There were also the games you played at school - no equipment needed, well except a big playground. Anyone remember British Bulldog?
One person was "it" and everyone else had to run from one end of the playground to the other. If the "it" person touched you, you were it as well. The first 3 "it" people could run around, but after that if you were "it" you had to stay where you were and try to tag people from there.
The last runner left "alive" was the winner. And they were then the first "it" person of the next game.
> "You don't stop playing because you get old. You get old because you stop
> playing."
Too true - and long may I play...
Yes played these and spot against the wall of the toilets and spinning the roundabout as fast as possible and seeing who could walk the straightest. What about the old witches hats and chessecutters - whatever happened to them ? such fun ..
Damn right. Not sure who said it but they definately had the right idea!
Does anyone else remember these from when they were a kid:
Being on the swings, going as fast as possible and having a competiton to see who could flick their shoe off their foot the furthest.
Or the classic that everyone did, jumping off the swings the furthest.
The monkey bars were a classic as well.
Last year we had a party for one of our girls in the garden and hired a bouncy castle, as soon as the kids had gone we were on it and in the evening we had a barbie with the family around and all us adults had a great time.

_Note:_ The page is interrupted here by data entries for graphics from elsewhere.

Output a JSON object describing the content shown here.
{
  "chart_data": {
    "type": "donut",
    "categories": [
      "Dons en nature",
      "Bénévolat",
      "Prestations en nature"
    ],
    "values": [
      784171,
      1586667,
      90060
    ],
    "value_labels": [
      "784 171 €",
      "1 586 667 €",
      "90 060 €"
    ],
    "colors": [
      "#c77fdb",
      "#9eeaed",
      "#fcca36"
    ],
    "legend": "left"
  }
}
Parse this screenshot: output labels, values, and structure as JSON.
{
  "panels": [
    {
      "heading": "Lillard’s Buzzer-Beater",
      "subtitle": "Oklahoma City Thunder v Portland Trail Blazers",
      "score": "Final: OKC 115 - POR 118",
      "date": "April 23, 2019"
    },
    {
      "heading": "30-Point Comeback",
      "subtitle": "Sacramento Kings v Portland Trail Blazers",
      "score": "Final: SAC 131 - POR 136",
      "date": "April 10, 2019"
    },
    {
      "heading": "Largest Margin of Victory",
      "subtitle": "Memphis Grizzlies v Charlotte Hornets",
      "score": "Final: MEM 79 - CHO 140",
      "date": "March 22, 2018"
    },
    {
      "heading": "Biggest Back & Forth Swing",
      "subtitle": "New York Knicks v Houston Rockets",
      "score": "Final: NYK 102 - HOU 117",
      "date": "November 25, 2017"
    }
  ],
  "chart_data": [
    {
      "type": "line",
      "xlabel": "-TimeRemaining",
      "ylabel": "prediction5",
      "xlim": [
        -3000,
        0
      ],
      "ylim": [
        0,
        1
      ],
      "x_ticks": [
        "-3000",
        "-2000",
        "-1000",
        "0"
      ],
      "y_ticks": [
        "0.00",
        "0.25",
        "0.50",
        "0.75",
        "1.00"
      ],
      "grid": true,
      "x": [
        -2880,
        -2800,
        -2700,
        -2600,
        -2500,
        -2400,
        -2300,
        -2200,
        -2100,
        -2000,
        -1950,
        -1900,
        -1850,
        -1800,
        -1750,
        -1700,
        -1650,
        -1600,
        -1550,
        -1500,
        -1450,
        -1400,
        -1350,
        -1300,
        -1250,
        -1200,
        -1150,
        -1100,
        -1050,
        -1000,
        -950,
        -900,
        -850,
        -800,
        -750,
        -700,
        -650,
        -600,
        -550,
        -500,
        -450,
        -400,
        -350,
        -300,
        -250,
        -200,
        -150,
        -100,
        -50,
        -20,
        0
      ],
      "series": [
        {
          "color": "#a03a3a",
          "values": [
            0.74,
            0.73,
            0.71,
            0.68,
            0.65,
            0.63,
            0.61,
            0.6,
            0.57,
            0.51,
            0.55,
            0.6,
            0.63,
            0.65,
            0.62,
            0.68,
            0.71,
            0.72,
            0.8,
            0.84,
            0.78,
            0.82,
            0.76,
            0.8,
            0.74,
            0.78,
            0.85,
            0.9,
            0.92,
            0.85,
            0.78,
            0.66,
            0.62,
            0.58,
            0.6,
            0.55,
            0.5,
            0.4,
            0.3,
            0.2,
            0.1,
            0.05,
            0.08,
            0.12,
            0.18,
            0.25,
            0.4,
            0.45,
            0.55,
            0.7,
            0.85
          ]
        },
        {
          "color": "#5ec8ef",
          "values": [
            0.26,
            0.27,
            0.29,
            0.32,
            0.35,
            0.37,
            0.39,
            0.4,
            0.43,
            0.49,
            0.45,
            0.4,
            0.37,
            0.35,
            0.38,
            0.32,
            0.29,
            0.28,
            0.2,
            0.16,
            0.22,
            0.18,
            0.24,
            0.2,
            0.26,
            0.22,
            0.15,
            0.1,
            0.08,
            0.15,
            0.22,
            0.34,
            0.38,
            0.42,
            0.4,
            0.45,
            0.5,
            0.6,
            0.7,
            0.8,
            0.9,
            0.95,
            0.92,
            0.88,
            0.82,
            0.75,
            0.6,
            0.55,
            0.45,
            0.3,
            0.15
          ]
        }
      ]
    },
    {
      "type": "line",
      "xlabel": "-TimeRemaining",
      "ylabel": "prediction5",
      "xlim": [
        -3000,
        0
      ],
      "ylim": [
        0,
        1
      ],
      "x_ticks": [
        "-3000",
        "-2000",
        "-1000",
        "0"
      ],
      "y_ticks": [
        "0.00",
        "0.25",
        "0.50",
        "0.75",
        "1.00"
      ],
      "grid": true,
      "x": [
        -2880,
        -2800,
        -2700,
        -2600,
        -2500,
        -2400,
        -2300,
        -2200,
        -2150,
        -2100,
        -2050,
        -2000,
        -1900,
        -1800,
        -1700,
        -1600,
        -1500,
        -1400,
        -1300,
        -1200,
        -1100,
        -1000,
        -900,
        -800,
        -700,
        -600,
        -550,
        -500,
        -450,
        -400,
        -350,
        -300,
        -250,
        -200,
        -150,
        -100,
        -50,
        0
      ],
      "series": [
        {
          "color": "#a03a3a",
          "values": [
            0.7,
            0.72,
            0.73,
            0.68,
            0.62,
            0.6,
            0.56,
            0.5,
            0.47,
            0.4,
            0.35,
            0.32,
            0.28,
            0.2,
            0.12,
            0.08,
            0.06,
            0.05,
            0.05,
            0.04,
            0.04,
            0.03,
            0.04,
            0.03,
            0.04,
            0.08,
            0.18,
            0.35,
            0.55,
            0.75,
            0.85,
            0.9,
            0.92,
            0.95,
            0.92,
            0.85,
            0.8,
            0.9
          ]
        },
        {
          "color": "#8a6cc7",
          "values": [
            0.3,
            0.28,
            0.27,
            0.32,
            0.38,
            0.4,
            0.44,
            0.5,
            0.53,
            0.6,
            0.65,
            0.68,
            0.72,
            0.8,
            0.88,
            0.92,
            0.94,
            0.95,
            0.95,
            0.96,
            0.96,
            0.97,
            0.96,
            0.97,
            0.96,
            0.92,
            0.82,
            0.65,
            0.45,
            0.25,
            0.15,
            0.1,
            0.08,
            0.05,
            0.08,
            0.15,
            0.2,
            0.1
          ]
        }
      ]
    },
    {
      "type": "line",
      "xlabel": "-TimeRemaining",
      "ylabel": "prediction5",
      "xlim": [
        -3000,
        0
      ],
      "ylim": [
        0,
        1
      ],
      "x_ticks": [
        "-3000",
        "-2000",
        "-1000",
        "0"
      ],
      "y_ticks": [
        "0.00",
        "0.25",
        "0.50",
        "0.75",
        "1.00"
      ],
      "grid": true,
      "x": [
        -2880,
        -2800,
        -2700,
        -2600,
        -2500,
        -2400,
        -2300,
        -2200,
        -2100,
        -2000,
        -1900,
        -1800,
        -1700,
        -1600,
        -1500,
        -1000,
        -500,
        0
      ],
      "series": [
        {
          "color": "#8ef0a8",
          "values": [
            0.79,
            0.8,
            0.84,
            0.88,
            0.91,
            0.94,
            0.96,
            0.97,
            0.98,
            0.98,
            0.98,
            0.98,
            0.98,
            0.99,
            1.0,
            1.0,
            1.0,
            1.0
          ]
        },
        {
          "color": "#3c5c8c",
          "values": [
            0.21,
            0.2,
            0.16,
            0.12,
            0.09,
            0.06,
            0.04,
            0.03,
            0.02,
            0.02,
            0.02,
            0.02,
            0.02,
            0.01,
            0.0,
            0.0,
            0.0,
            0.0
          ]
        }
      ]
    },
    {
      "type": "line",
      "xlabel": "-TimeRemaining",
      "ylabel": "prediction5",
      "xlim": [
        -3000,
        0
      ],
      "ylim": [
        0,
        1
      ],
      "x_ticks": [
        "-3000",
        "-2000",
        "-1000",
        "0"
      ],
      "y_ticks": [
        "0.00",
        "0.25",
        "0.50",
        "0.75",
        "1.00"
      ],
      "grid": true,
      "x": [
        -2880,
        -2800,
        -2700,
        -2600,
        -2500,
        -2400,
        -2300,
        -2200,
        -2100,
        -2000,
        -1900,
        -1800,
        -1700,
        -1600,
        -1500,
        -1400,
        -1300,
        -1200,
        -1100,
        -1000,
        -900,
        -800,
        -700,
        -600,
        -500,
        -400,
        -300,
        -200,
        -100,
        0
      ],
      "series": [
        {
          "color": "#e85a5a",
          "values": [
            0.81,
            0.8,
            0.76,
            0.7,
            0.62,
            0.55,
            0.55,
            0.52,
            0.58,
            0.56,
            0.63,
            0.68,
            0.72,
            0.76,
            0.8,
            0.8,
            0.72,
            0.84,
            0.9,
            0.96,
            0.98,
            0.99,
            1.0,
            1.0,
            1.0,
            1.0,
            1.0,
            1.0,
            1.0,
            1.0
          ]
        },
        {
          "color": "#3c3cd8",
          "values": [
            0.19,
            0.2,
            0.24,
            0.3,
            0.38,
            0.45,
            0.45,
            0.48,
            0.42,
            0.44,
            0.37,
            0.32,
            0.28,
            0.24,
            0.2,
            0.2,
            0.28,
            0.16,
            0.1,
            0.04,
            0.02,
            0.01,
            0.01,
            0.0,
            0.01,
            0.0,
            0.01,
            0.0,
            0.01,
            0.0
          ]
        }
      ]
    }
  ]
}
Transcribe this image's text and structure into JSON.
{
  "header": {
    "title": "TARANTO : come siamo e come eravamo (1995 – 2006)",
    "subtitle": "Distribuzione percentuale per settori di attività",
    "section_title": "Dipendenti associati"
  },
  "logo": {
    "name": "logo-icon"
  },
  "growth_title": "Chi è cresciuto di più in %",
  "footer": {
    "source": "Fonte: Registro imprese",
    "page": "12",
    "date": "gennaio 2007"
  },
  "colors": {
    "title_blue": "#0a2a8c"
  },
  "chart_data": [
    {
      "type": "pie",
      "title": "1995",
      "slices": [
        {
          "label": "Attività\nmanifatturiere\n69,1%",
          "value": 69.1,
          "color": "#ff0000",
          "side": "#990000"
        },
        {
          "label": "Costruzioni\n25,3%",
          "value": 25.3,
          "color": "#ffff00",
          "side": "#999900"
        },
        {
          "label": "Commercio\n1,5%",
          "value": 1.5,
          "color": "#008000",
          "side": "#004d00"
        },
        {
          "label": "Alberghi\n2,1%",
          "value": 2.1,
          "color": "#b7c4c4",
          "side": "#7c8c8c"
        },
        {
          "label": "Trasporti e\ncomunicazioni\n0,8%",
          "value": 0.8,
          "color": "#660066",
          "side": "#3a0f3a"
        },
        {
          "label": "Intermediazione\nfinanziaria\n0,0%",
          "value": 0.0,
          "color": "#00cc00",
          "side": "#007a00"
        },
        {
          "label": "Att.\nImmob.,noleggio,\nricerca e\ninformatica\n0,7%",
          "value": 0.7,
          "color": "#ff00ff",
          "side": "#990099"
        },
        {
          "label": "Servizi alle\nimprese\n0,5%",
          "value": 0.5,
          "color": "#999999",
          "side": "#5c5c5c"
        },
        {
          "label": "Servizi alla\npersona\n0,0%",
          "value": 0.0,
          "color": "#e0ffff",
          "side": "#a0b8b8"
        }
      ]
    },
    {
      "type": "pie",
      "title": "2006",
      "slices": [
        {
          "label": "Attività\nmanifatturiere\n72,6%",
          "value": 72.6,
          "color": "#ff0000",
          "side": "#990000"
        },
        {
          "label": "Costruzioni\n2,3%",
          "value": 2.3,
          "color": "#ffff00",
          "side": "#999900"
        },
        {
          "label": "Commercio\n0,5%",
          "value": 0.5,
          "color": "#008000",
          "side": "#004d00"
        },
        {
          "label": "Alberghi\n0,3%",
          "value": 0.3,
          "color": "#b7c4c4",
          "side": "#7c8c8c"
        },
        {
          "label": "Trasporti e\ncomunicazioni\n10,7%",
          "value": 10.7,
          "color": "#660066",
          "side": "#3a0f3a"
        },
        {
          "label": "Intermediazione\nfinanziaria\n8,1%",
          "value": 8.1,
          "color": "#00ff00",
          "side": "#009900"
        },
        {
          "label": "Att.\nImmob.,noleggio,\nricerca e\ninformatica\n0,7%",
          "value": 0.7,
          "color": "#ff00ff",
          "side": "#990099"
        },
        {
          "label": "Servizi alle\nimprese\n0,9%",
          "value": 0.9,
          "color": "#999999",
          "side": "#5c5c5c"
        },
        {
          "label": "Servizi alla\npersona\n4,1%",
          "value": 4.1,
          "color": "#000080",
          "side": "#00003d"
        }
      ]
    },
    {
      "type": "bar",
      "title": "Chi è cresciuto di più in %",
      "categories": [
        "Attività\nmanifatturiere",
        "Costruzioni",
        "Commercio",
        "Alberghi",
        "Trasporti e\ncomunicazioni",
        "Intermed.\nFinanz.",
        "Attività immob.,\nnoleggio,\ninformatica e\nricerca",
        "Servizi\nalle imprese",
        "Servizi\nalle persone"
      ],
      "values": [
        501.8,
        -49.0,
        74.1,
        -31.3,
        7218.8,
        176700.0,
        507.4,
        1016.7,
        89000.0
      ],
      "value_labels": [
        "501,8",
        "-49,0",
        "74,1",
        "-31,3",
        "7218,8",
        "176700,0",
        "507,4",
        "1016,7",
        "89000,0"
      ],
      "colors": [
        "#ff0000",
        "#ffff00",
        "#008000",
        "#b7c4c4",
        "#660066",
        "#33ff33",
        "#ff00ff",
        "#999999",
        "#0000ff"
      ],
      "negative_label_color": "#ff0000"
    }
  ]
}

By the way, you can get adult sized space hoppers now - ive seen them advertised in a few places (firebox.com £15.95) - treat yourself - you know you want to...
"Adult playgrounds."
With massive ball-ponds, rope swings over precipes, those bizarre swings with rubber disc seats you can fly in an arc on, before letting go and hurtling through the air to land on woodchips.
And massive slides.
This would be fantastic.
I remember doing all that stuff, and there's a chain of stores in Canada that are basically warehouse sized buildings (on those industrial shopping lots) that are playgrounds for kids.
You paid $20 and the staff would look after your kids as they raced around MASSIVE hamster-maze like plastic pipings that covered half the building.
Do that for adults, you'd make a fortune.